Actually, no! Conditionals and loops are the only constructs - switch is
a possibility, but basically nothing else. There will also never be
variables, just constants. There is a definitive limit, namely when it
becomes impossible to reason about the code in a generic way, without
"executing" it, so in particular anything that would make it touring
complete is a no-go - no recursion, no loop flow control statements, no
goto. In fact, there are no "statements" at all, these are all purely
declarative "directives".

On one hand that means that now you have to take care of security issues
(holes in the scripting engine/compiler or DoS attacks of various sorts)
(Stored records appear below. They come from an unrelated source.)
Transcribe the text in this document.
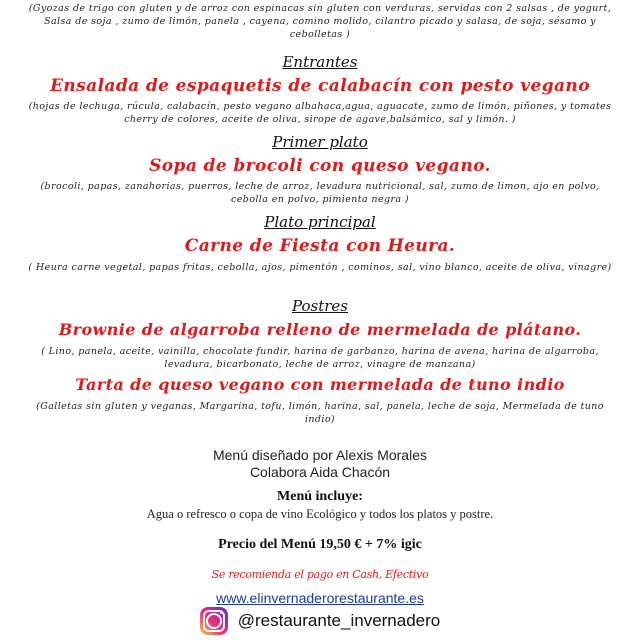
(Gyozas de trigo con gluten y de arroz con espinacas sin gluten con verduras, servidas con 2 salsas , de yogurt,
Salsa de soja , zumo de limón, panela , cayena, comino molido, cilantro picado y salasa, de soja, sésamo y
cebolletas )
Entrantes
Ensalada de espaquetis de calabacín con pesto vegano
(hojas de lechuga, rúcula, calabacín, pesto vegano albahaca,agua, aguacate, zumo de limón, piñones, y tomates
cherry de colores, aceite de oliva, sirope de agave,balsámico, sal y limón. )
Primer plato
Sopa de brocoli con queso vegano.
(brocoli, papas, zanahorias, puerros, leche de arroz, levadura nutricional, sal, zumo de limon, ajo en polvo,
cebolla en polvo, pimienta negra )
Plato principal
Carne de Fiesta con Heura.
( Heura carne vegetal, papas fritas, cebolla, ajos, pimentón , cominos, sal, vino blanco, aceite de oliva, vinagre)
Postres
Brownie de algarroba relleno de mermelada de plátano.
( Lino, panela, aceite, vainilla, chocolate fundir, harina de garbanzo, harina de avena, harina de algarroba,
levadura, bicarbonato, leche de arroz, vinagre de manzana)
Tarta de queso vegano con mermelada de tuno indio
(Galletas sin gluten y veganas, Margarina, tofu, limón, harina, sal, panela, leche de soja, Mermelada de tuno
indio)
Menú diseñado por Alexis Morales
Colabora Aida Chacón
Menú incluye:
Agua o refresco o copa de vino Ecológico y todos los platos y postre.
Precio del Menú 19,50 € + 7% igic
Se recomienda el pago en Cash, Efectivo
www.elinvernaderorestaurante.es
@restaurante_invernadero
when you want to use this on a server (code.dlang.org). Once there are
big numbers of packages, this could also mean that the hardware
eventually needs to be upgraded when it would have done fine for a long
time with a tiny declarative parser.

Personally I think Dub and code.dlang.org is designed completely wrong. Currently Dub works by the user pushing new code to the repository on GitHub and code.dlang.org watching for changes. If the user instead would use Dub to build a package locally which is then uploaded to code.dlang.org you would have less of these issues. The code would be executed on the client and serialized to a data format (JSON, XML, YAML, whatever) that no person will ever see. code.dlang.org would then read this data format, instead of executing the code, just like it's doing now.